The Federal Ministry of Environment as custodian of the Nigeria’s commitments under the United Nations Framework Convention on Climate Change (UNFCCC) has provided considerable direction to the process of issuance to ensure that the key elements needed for identification of projects that will meet the green credentials are in place.
The Ministry, under the leadership of Jibril, kick-started the Green Bond issuance process in September 2016, with a stakeholders forum that attracted key development partners, capital market operators and public sector institutions.
In November 2016, the Ministry issued its Green Bond Guidelines drawing from the International Capital Market Association (ICMA) Green Bond Principles (GBP). Working through the Inter-Ministerial Committee on Climate Change (ICCC), it engaged various Federal Government Ministries Departments and Agencies (MDAs) to identify projects with green credentials that will provide the foundation for issuance of the green bond. In agreement with the Minister of Finance (MOF), the projects are required to be included in the budget approved by the National Assembly and assented to by the President.

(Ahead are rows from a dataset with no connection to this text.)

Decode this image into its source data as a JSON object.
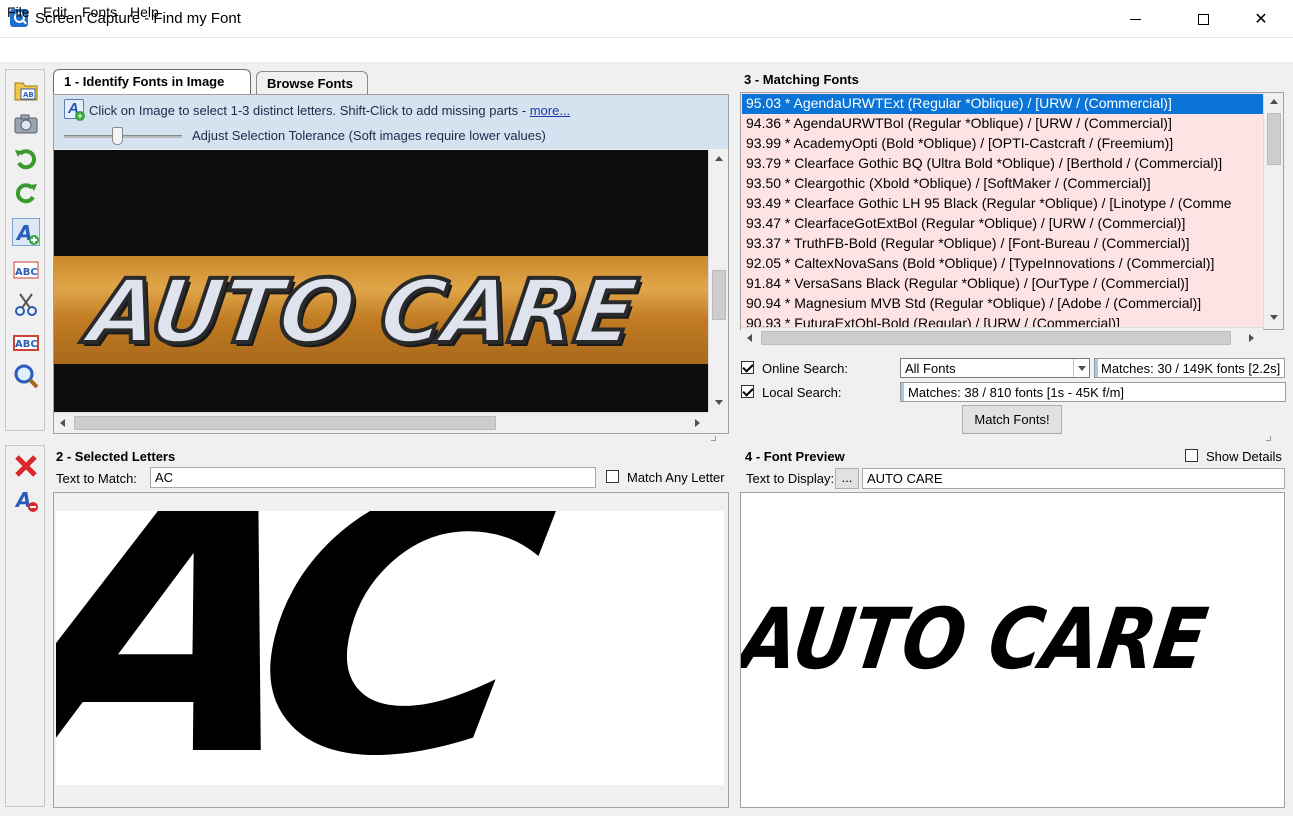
{
  "window": {
    "title": "Screen Capture - Find my Font",
    "close_glyph": "✕"
  },
  "menu": {
    "file": "File",
    "edit": "Edit",
    "fonts": "Fonts",
    "help": "Help"
  },
  "toolbar": {
    "tools": [
      "open-image-icon",
      "camera-icon",
      "rotate-left-icon",
      "rotate-right-icon",
      "add-letter-icon",
      "auto-letters-icon",
      "cut-icon",
      "auto-detect-icon",
      "zoom-icon"
    ],
    "bottom_tools": [
      "delete-icon",
      "remove-letter-icon"
    ]
  },
  "tabs": {
    "identify": "1 - Identify Fonts in Image",
    "browse": "Browse Fonts"
  },
  "identify": {
    "hint": "Click on Image to select 1-3 distinct letters. Shift-Click to add missing parts - ",
    "hint_link": "more...",
    "tolerance_label": "Adjust Selection Tolerance (Soft images require lower values)",
    "tolerance_level": 0.45,
    "image_text": "AUTO CARE"
  },
  "matching": {
    "title": "3 - Matching Fonts",
    "fonts": [
      "95.03 * AgendaURWTExt (Regular *Oblique) / [URW / (Commercial)]",
      "94.36 * AgendaURWTBol (Regular *Oblique) / [URW / (Commercial)]",
      "93.99 * AcademyOpti (Bold *Oblique) / [OPTI-Castcraft / (Freemium)]",
      "93.79 * Clearface Gothic BQ (Ultra Bold *Oblique) / [Berthold / (Commercial)]",
      "93.50 * Cleargothic (Xbold *Oblique) / [SoftMaker / (Commercial)]",
      "93.49 * Clearface Gothic LH 95 Black (Regular *Oblique) / [Linotype / (Comme",
      "93.47 * ClearfaceGotExtBol (Regular *Oblique) / [URW / (Commercial)]",
      "93.37 * TruthFB-Bold (Regular *Oblique) / [Font-Bureau / (Commercial)]",
      "92.05 * CaltexNovaSans (Bold *Oblique) / [TypeInnovations / (Commercial)]",
      "91.84 * VersaSans Black (Regular *Oblique) / [OurType / (Commercial)]",
      "90.94 * Magnesium MVB Std (Regular *Oblique) / [Adobe / (Commercial)]",
      "90.93 * FuturaExtObl-Bold (Regular) / [URW / (Commercial)]"
    ],
    "online_label": "Online Search:",
    "local_label": "Local Search:",
    "online_checked": true,
    "local_checked": true,
    "font_filter": "All Fonts",
    "online_status": "Matches: 30 / 149K fonts [2.2s]",
    "local_status": "Matches: 38 / 810 fonts [1s - 45K f/m]",
    "match_button": "Match Fonts!"
  },
  "selected": {
    "title": "2 - Selected Letters",
    "text_label": "Text to Match:",
    "text_value": "AC",
    "match_any_label": "Match Any Letter",
    "match_any_checked": false
  },
  "preview": {
    "title": "4 - Font Preview",
    "show_details_label": "Show Details",
    "show_details_checked": false,
    "display_label": "Text to Display:",
    "display_dots": "...",
    "display_value": "AUTO CARE"
  },
  "colors": {
    "selection": "#0a74d8",
    "list_bg": "#fde3e3",
    "hint_bg": "#d5e2f0"
  }
}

The Nigeria Green Bond initiative, arising from that provision, is a plan to issue N150 billion in green bonds: a pilot issue of N12.384 billion in the 3rd quarter of 2017, and the balance over the course of the budget year.
Similarly, the Green Bond Pledge, a new initiative that seeks to have cities, public authorities and world’s largest corporates commit to increased use of green bond finance to ensure new infrastructure meets the challenges of climate change and contributes to the accelerated transformation of the economy that is necessary and achievable by 2020 has been launched. The Pledge involves a simple declaration with broad and far-reaching impact.
In opening remarks at the launch event in London, Mission2020 leader and former UN Climate Change chief Christiana Figueres called on cities, governments and corporations to increase the use of green bonds to finance infrastructure programs.
Developed by international climate finance and sustainability groups, the Green Bond Pledge supports the goals of the Paris Climate Change Agreement. It is based on the premise that public and private sector bonds financing long-term infrastructure and capital projects need to address and incorporate climate risk and impacts. Green bonds contribute to environmental and climate outcomes and their use signals that these factors have been deliberately incorporated into the financing planning and deployment of new projects and developments.
More than a dozen organizations from around the globe have helped to develop the pledge, including the Climate Bonds Initiative, Mission2020, CERES, CDP, Citizens Climate Lobby, California Governor’s Office, California Treasurer’s Office, Global Optimism, NRDC and The Climate Group.
Signatories will be widely sought from cities, municipal authorities and corporations. The initial aim is to gather significant momentum in the run up to the September 2018 Global Climate Action Summit in San Francisco, with the campaign continuing into 2019.
The groups also released on Tuesday an invitation to institutional investors to be signatories supporting the proposition that climate-related risk will increasingly exert pressure on infrastructure and capital project integrity, which bond issuers and investors must pay attention to when committing public resources and investment capital. The international green bond market, along with other green investments, not only provides a useful mechanism to finance solutions to climate change, but also represents an investment.
Patricia Espinosa, Executive Secretary of UN Climate Change and a Global Climate Action Summit co-chair said:
“Financing the transition to a low carbon, resilient economy will be a key to ever more ambitious national climate action plans and realizing the Paris Climate Change Agreement goals.”
“Green bonds are among an array of exciting and rapidly growing, new financial instruments that are going to help us get there. I warmly welcome the Pledge as one among many inspiring new initiatives that will launch climate action in 2018 to the next level of ambition.”